7 questions we all had about end-to-end tests

The summary of an Ask Me Anything session I hosted at my company

🏆 This post was featured in Software Testing Weekly, #92 and Software Testing Notes, #28

What’s the definition of E2E in frontend?

I don’t think there’s a definition specific to frontend (BE). An end-to-end test interacts with your system as a user would, they are not aware of front or backend boundaries.

An E2E exercises your system in terms of “width” and “depth”. These tests exercises the width of your system by checking the behaviour of a user journey from start to end, across multiple pages. While they do so, they are also exercising the depth of your system by checking all the tech layers, across frontend and backend.

How does a test survive the “test of time”?

First we need to define what the test of time is. In my opinion, that’s an automated check that remains reliable and relevant through time. To achieve that, I suggest three guidelines:

Assert what is critical. For example, core business rarely changes. If you focus your assertions on that type of business logic it is very likely that your test will remain relevant.
Assert what is final. For example, features under A/B testing is not final. While the experiment is running, the feature might change (which would make the test unreliable) or even be dropped (which would make the test irrelevant).
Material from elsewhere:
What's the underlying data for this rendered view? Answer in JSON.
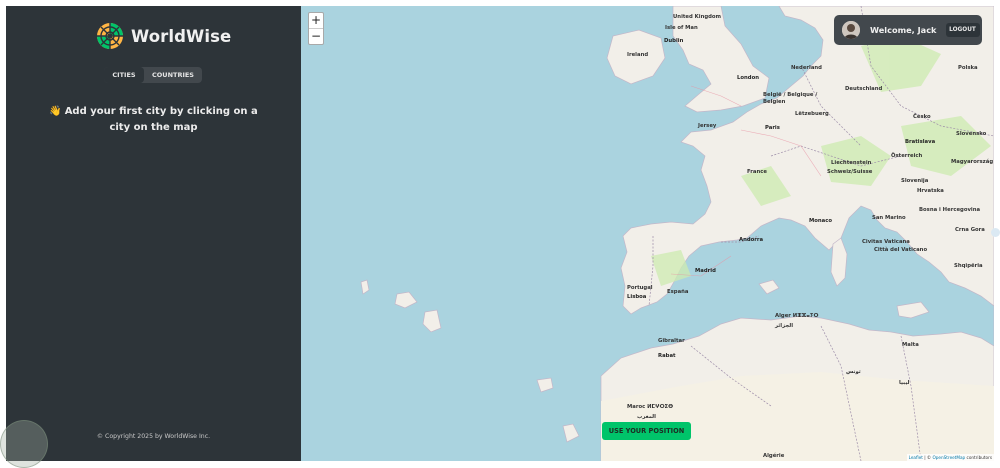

Save your automation efforts until a decision is made.
Assert what is stable. If your work was climbing a mountain, you would choose carefully where to place your supports. You would pick the places that are solid. Tests support your work, and selectors support your tests. If you use selectors that are not tied to your design implementation (e.g. classes via CSS selectors) they will be more reliable.

How to prevent test flakiness?

One way is build tests on stable ground and for that you should follow the guidelines from the previous question.

The other guideline – one you should always keep in mind – is that tests exist to give you confidence. Any time you detect flakiness, investigate the cause and fix it. If that’s not possible, then you can’t trust the test. Unreliable tests have no purpose, delete them without mercy.

I would also stay away from mocking as a solution to flakiness. A property of E2E tests is that they are realistic, they are an automated user. If the test is facing a problem then a user might face it too. If you mock your E2E test then you transform it into a slow bloated unit test.

How to prevent them from slowing down pipelines?

Each new test adds a handful of seconds to your development process. It’s a trade-off between confidence and speed. It’s not a one size fits all – your team needs to agree their balance.

Think of it as crossing a bridge, you can cross it slowly and carefully or you can make a run for it. Maybe it’s a short bridge. Maybe you are used to cross bridges. Maybe you will only cross it once. Context, context, context.

Marie Kondo has a question for you: Does your pipeline spark joy? That should be your guiding light, is the pipeline helping or hurting me? Optimise accordingly.

How do you run them in your pipeline?

My team owns several code repositories with individual pipelines. Therefore we need the ability to trigger E2E tests from any pipeline. That’s why we created a separate repo, one that builds a docker image on each push to main.

When we want to run the E2E tests we simply pull the image and run it. That’s it (assuming you pass all the necessary secrets and configurations as env vars parameters).

How do you structure test code?

Just like with code styling rules, let your team agree on it. There’s no right way but… some rules have consequences. For instance, if you have one assertion per test, then you will have a lot more tests to cover the same system behaviour. And you know that each test adds (execution/maintenance) time.

A test suite with too many files/lines is harder to maintain. A test suite that takes too long to run is executed fewer times. So I would argue that the way you structure your test code should avoid those two pitfalls.

I start with the user goal, what they want to achieve in our system. Then I map their journey, the actions they will need to perform and which screens they will use. Finally I code the E2E test, asserting along the way, just like a user would.

How to cleanup the existing test mess using E2E?

The E2E tests are not a perfect tool that replaces everything. These tests can be messy too. We already know they are slow in comparison to other types of tests. Since they are realistic, their correct execution is highly dependent on your system’s state – e.g. if the login feature is down, you might have all your E2E tests failing. Another consequence of their realism is that they create and update data, changing your system’s state.

Remember why you wanted E2E tests in the first place and keep in mind the testing pyramid. Every type of test has a place and a desirable quantity.